The existence of working models — BELLA, India Stack, the African data-centre boom, open-source platforms like MOSIP and OpenStack — proves the path is real, but the gap between what the infrastructure could serve and what it currently reaches is the actual scale of the work ahead. For an institution weighing whether to invest in or connect to sovereign infrastructure, the number cuts both ways: the foundation is there to build on, and the early-mover advantage is still available because the build-out has barely started.

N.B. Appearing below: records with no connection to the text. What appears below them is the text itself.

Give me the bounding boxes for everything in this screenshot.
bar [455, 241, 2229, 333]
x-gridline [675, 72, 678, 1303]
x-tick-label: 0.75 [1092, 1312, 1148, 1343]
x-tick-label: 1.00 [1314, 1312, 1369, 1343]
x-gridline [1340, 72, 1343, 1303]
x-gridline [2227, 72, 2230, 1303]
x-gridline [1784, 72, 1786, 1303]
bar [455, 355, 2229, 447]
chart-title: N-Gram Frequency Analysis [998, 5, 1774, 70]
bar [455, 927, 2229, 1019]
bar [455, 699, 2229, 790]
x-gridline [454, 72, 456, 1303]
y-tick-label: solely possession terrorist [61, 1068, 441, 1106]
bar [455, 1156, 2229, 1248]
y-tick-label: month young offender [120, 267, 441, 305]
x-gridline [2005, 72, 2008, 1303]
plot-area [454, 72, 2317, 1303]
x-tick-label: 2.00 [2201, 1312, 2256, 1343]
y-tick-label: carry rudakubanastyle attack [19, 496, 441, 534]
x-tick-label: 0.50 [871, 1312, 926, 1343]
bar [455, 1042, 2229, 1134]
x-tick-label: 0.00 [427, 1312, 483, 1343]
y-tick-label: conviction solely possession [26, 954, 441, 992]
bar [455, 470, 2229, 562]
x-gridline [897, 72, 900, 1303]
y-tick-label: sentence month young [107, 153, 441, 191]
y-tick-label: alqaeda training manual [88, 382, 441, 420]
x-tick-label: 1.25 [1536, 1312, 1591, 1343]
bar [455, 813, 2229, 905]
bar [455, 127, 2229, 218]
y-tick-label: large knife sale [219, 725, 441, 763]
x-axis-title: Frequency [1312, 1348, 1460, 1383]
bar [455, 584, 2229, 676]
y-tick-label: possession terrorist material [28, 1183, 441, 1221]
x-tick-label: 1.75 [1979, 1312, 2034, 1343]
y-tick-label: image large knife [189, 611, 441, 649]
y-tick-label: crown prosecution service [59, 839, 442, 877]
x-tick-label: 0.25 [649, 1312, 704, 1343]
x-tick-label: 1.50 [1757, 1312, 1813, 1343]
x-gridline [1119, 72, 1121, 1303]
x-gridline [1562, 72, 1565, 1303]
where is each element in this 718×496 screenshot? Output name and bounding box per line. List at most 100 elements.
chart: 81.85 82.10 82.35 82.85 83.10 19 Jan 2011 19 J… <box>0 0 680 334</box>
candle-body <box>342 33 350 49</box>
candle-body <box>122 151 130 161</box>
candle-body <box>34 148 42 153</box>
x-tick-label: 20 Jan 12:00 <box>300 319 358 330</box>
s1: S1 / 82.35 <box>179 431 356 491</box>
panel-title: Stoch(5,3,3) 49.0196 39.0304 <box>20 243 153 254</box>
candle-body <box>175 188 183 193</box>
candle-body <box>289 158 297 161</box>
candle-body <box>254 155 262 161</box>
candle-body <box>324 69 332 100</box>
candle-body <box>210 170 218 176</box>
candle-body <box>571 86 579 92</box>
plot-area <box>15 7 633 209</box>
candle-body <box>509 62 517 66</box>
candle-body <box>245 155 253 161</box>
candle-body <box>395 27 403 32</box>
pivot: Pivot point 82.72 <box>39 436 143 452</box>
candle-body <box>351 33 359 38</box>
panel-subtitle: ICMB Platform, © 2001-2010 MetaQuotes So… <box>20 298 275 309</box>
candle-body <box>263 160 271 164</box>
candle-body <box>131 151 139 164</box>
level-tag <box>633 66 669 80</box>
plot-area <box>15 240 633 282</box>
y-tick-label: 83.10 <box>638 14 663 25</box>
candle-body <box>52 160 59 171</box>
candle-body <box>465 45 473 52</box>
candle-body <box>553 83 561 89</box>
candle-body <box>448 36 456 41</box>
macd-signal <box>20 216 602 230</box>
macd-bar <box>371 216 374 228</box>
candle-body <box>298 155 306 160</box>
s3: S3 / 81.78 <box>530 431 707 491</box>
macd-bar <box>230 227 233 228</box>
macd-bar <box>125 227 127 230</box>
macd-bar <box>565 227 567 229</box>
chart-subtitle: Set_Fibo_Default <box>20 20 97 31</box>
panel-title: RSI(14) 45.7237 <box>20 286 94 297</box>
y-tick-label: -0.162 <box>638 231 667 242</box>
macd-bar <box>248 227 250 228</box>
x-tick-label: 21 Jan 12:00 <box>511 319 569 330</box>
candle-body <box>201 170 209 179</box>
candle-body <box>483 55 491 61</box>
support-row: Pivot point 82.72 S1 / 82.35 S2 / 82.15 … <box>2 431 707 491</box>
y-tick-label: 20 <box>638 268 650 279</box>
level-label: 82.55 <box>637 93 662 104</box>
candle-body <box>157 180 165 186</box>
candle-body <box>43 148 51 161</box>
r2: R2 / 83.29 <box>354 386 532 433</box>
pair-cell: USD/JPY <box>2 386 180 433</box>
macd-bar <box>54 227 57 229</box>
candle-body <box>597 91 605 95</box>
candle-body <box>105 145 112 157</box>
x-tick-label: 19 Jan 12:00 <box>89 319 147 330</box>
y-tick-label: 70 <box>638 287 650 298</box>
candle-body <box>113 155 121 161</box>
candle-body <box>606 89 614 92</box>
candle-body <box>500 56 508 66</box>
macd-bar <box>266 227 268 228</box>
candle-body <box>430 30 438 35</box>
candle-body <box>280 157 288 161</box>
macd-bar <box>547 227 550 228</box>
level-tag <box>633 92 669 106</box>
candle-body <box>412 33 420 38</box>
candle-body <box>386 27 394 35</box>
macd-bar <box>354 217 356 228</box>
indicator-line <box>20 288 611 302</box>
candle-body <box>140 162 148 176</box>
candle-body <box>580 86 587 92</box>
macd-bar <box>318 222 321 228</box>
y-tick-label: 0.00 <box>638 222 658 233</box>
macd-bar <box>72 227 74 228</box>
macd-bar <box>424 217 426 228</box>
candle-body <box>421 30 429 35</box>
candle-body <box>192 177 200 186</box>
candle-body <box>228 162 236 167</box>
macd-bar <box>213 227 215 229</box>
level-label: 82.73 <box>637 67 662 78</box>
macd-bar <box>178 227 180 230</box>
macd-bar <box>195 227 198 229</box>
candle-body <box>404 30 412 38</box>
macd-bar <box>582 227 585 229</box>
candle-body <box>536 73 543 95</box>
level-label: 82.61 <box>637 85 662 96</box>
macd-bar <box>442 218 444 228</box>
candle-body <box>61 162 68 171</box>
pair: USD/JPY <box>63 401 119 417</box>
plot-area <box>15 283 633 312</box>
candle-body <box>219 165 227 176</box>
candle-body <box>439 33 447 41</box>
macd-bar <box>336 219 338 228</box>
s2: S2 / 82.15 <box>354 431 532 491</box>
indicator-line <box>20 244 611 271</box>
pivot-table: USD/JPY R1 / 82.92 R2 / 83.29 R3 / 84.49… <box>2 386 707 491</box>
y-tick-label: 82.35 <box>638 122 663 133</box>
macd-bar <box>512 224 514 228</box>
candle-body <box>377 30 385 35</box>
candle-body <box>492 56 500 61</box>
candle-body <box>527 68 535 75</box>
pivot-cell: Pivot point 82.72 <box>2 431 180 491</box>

¹¹ Decolonizing Research (2025), §"The Sovereignty Gap"; GÉANT, "World Regions — Latin America."
Decolonising research is a long-term act of will, not a technical upgrade
There is no quick fix. Decolonising the digital research ecosystem is a long-term undertaking requiring sustained political will and collaboration, built on four pillars working together: proactive policy and governance (data residency, open standards, interoperability to prevent lock-in); diversified and sustainable funding (public investment, regional development banks, NRENs acting as demand aggregators); human and social capital (local expertise, and ethical frameworks built on reciprocity and self-determination rather than thin notions of individual consent); and South-South collaboration.12
No single pillar suffices — technology without governance fragments, governance without funding stalls, funding without local capacity reproduces dependency in a new form. The sharpest ethical demand sits inside the human-capital pillar: building this capacity in ways that respect and empower marginalised and Indigenous communities, prioritising reciprocity and mutual benefit, so that the construction of sovereign infrastructure does not quietly repeat the extractive patterns it was meant to end. Decolonising research is, in the end, a question of sustained intention as much as of technology or money.
¹² Decolonizing Research (2025), §"A Strategic Framework"; ARDC, "Indigenous Data"; AfricaConnect3.
Decolonizing Research is a critical analysis of data colonialism in global research infrastructure and a strategic framework for building sovereign, equitable digital ecosystems across the Global South. These seven insights are its entry points.